Three signed first edition copies of books by C.S.Lewis, the Watford-educated author of The Chronicles Of Narnia, are expected to fetch up to £3,000 each at an auction next month.

The books - The Voyage Of The Dawn Treader,The Horse And His Boy and The Last Battle - have been put up for sale by Lewis's friend and former private secretary, American-born Walter McGehee Hooper, 77, who plans to give the proceeds to a Roman Catholic church in Oxford, where C.S.Lewis worked and spent much of his life.

The books,which will be auctioned at Sotheby's in London on July 17, are particularly valuable because they are first edition copies and all three are signed by C.S.Lewis.

This year marks the 110th anniversary of C.S.Lewis's birth. He was born in Belfast in 1898, but moved to Watford at the age of nine following the death of his mother, Florence.

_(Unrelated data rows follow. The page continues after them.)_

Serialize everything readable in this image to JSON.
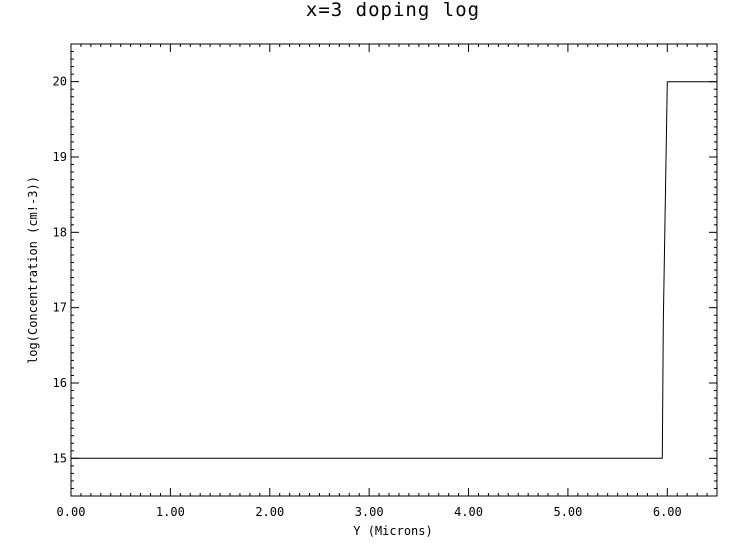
{
  "chart_data": {
    "type": "line",
    "title": "x=3 doping log",
    "xlabel": "Y (Microns)",
    "ylabel": "log(Concentration (cm!-3))",
    "xlim": [
      0,
      6.5
    ],
    "ylim": [
      14.5,
      20.5
    ],
    "x_ticks": [
      0,
      1,
      2,
      3,
      4,
      5,
      6
    ],
    "x_tick_labels": [
      "0.00",
      "1.00",
      "2.00",
      "3.00",
      "4.00",
      "5.00",
      "6.00"
    ],
    "y_ticks": [
      15,
      16,
      17,
      18,
      19,
      20
    ],
    "y_tick_labels": [
      "15",
      "16",
      "17",
      "18",
      "19",
      "20"
    ],
    "grid": false,
    "legend": "none",
    "series": [
      {
        "x": [
          0,
          5.95,
          5.96,
          6.0,
          6.5
        ],
        "y": [
          15,
          15,
          16.8,
          20,
          20
        ]
      }
    ]
  }
}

Within two weeks of her death he joined his older brother, Warren, at Wynyard House, a Watford preparatory school.

Lewis later described the school as "a concentration camp”.

According to Lewis expert, Peter Schakel, in The Literary Encyclopedia: "The school's headmster was tryannical and abusive (though the Lewis boys were spared from beatings). Lewis's attitude towards schools, expressed frequently in his fiction and non-fiction, was shaped by his unhappy experience at Wynyard."

After leaving Watford, C.S.Lewis went on to write The Chronicles of Narnia, seven works of fantasy produced for children and published between 1950 and 1956. The books have since been translated into more than 30 languagues and sold millions of copies.

At least two titles from the series -The Lion,The Witch and The Wardrobe and Prince Caspian: The Return To Narnia - have been adapted for films.

Clive Staples Lewis, affectionately known as Jack, died on November 22,1963 - coincidentally, the day US president, John F.Kennedy, also known as Jack, was assassinated - just a week before what would have been his 65 birthday.

In his will,he left £55,869.That might not sound a lot now but in 1963 that sum would have been enough to buy 17 decent houses in Watford, as the average house then cost £3,160.